InitCommonControls

Declaration

VOID InitCommonControls (VOID);

Behaviour

The function itself does nothing in any known COMCTL32 version.

Nor, it turns out, does this function itself do anything even in the 16-bit COMMCTRL.DLL from Windows for Workgroups 3.11. If the ordinal numbering of functions in that release is credible as a chronological record of development, then some inferences seem plausible. The common controls were first designed such that each has its own exported function for creating the control. See in particular CreateStatusWindow (ordinal 6), CreateToolbar (ordinal 7) and CreateUpDownControl (ordinal 16). This design may have been thought unwieldy as new controls were developed, prompting the present scheme in which COMMCTRL registers window classes and leaves each client to create each control directly as a window with a known class name. Though the window classes can be registered automatically as COMMCTRL initialises, this scheme has the problem that the client must do something to ask that COMMCTRL be loaded. A client who wants COMMCTRL only for its common controls might have no COMMCTRL functions to call. The scheme works for all only if every client is instructed to load the common controls library explicitly or is given a function to call (or reference to import), even if the function is implemented trivially.
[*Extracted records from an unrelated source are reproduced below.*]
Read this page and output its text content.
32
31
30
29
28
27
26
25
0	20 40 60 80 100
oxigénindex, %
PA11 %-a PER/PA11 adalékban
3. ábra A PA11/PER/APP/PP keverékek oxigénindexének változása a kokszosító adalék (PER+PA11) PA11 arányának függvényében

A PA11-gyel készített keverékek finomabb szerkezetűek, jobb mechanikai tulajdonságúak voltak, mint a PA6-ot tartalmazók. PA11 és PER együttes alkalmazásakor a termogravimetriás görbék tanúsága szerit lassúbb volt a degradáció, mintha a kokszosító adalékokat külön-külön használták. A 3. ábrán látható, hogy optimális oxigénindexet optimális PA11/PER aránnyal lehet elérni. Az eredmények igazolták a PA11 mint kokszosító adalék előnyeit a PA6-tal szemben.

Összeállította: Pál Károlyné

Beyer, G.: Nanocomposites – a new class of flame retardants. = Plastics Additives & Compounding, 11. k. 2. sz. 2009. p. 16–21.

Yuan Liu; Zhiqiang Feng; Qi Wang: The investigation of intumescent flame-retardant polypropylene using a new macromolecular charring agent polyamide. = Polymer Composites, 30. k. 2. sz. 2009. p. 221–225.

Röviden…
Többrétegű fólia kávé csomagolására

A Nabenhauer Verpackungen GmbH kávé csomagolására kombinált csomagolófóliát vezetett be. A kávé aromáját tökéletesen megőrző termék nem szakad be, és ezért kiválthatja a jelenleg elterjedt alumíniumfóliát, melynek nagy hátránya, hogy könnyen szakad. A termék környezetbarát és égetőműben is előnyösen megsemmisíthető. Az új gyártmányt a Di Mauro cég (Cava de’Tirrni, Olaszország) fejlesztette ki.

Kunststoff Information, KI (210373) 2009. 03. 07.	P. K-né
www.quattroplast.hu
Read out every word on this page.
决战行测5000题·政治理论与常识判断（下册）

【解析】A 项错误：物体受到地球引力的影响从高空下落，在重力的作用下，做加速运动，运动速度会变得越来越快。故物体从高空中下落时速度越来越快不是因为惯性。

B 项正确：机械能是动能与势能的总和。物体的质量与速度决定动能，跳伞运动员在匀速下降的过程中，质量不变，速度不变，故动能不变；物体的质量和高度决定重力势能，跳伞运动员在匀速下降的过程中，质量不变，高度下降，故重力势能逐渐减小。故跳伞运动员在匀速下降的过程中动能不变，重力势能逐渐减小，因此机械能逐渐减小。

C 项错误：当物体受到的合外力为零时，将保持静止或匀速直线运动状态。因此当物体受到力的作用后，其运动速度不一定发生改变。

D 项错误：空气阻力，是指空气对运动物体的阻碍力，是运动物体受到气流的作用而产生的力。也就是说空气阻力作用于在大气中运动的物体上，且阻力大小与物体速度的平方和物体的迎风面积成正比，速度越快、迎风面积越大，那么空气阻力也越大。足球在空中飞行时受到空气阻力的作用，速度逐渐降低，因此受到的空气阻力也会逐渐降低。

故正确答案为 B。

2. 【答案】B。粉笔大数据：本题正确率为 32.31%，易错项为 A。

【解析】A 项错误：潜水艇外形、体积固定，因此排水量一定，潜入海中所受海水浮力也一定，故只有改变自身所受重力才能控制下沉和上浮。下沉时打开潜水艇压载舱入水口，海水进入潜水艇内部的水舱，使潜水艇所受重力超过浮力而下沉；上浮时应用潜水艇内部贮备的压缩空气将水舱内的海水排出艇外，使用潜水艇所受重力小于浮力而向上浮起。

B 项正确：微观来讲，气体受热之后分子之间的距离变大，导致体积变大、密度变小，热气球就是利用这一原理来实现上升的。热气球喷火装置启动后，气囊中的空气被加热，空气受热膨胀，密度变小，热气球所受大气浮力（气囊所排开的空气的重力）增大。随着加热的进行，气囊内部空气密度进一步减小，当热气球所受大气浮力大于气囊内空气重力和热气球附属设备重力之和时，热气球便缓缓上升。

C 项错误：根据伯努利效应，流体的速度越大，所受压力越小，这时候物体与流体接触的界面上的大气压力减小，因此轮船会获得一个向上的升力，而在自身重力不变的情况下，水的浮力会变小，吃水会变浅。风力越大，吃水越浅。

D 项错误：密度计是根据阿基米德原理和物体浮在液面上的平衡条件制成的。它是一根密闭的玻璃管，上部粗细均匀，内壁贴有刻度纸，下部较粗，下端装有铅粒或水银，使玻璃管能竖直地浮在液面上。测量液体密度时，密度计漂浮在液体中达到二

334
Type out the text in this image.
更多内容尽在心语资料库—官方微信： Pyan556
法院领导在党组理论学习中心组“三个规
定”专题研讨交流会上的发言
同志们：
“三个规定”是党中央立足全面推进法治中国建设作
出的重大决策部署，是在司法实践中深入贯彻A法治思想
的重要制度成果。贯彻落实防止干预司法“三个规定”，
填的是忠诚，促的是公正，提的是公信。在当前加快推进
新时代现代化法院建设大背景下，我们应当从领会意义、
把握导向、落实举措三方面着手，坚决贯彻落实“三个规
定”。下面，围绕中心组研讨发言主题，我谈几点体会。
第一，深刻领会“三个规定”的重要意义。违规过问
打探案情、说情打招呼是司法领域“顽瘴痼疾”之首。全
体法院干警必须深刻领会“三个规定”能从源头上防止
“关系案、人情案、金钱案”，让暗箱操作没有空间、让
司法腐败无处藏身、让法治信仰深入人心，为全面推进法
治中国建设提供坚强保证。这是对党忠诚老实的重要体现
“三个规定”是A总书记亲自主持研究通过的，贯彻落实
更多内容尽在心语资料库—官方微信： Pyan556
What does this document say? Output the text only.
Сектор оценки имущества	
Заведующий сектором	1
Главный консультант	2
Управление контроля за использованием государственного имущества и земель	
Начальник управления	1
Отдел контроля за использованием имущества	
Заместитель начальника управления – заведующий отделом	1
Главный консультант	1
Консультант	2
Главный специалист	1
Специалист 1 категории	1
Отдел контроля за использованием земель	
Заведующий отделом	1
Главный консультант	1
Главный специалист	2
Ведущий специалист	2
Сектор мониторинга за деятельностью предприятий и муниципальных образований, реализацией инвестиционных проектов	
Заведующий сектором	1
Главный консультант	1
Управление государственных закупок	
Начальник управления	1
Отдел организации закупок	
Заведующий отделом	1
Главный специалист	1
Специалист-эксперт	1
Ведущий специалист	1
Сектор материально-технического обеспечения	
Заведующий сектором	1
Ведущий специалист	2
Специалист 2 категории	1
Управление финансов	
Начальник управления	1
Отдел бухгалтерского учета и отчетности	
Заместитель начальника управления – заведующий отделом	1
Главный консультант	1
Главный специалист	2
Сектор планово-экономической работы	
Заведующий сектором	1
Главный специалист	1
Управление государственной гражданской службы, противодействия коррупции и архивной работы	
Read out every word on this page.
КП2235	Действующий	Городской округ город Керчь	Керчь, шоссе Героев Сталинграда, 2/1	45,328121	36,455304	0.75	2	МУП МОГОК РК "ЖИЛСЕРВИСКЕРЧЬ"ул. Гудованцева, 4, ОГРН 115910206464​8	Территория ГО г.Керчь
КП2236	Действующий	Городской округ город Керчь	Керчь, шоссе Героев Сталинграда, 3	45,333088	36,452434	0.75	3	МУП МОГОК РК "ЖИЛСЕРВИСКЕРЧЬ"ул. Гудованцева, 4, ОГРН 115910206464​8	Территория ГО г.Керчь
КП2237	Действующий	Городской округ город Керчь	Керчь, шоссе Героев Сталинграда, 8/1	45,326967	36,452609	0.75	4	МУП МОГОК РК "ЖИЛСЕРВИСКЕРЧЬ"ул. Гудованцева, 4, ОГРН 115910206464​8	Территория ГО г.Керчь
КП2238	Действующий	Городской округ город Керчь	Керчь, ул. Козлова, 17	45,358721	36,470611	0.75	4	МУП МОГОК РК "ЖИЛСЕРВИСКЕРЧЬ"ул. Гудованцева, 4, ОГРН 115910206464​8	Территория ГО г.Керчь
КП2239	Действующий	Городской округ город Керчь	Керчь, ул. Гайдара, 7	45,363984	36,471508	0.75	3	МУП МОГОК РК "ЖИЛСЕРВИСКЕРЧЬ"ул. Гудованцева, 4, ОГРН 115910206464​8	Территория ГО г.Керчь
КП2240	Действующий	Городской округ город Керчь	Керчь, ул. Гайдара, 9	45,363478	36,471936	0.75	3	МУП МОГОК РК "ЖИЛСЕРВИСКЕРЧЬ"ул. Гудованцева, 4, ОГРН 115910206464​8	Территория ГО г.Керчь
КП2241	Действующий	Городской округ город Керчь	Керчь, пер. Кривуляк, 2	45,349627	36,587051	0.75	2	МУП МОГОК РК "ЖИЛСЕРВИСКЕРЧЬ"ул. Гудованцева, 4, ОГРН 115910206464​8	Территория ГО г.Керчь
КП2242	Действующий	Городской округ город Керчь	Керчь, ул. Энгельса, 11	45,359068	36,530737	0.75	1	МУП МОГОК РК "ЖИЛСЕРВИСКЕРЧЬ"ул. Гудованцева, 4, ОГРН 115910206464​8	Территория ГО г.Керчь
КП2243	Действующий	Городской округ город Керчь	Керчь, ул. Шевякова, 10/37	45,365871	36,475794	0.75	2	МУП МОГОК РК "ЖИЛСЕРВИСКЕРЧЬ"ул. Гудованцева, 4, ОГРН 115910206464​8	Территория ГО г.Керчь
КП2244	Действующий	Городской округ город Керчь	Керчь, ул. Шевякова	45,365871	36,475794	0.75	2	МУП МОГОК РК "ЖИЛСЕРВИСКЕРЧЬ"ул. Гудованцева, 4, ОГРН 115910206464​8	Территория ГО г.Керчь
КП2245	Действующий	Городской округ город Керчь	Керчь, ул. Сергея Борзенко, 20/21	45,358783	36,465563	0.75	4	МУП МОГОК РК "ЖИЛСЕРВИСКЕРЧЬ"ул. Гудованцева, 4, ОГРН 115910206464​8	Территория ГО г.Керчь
This 16-bit history persists for COMCTL32, such that InitCommonControls (ordinal 17) is a dummy function provided as sufficient means for ensuring that COMCTL32 gets loaded, and thence that the window classes for the common controls get registered. Calling this dummy function is unnecessary in practice, though not for conforming to the design, if any other COMCTL32 function is imported. For the indirect purpose of ensuring that COMCTL32 gets loaded, it works just as well to import the function’s address as data or to load COMCTL32 explicitly by calling LoadLibrary.

In recent versions, InitCommonControls cannot safely be relied on as an indirect means of registering the window classes for any controls. Versions 5.82 and higher vary signficantly in their choice of common controls whose window classes get registered automatically at process attachment. In the following summary, the controls that get registered during initialisation are described in terms of the applicable InitCommonControlsEx flags.

Version Condition Registered Controls
up to and including 5.81   ICC_WIN95_CLASSES (0xFF)
5.82 from Windows XP   all documented controls (0x3FFF)
5.82 from Windows Server 2003 and higher if running in 16-bit process ICC_WIN95_CLASSES (0xFF)
6.0 from Windows XP   all documented controls (0xFFFF)
6.0 from Windows Server 2003, and higher if running in 16-bit process all documented controls (0xBFFF) except ICC_STANDARD_CLASSES

Note in particular that some of the later versions do not register any window classes unless executing for a 16-bit process.

Availability

The InitCommonControls function is exported by name from COMCTL32.DLL in all known versions (3.50 and higher). It is reliably exported as ordinal 17.

This function has always been documented, though not always as being trivial.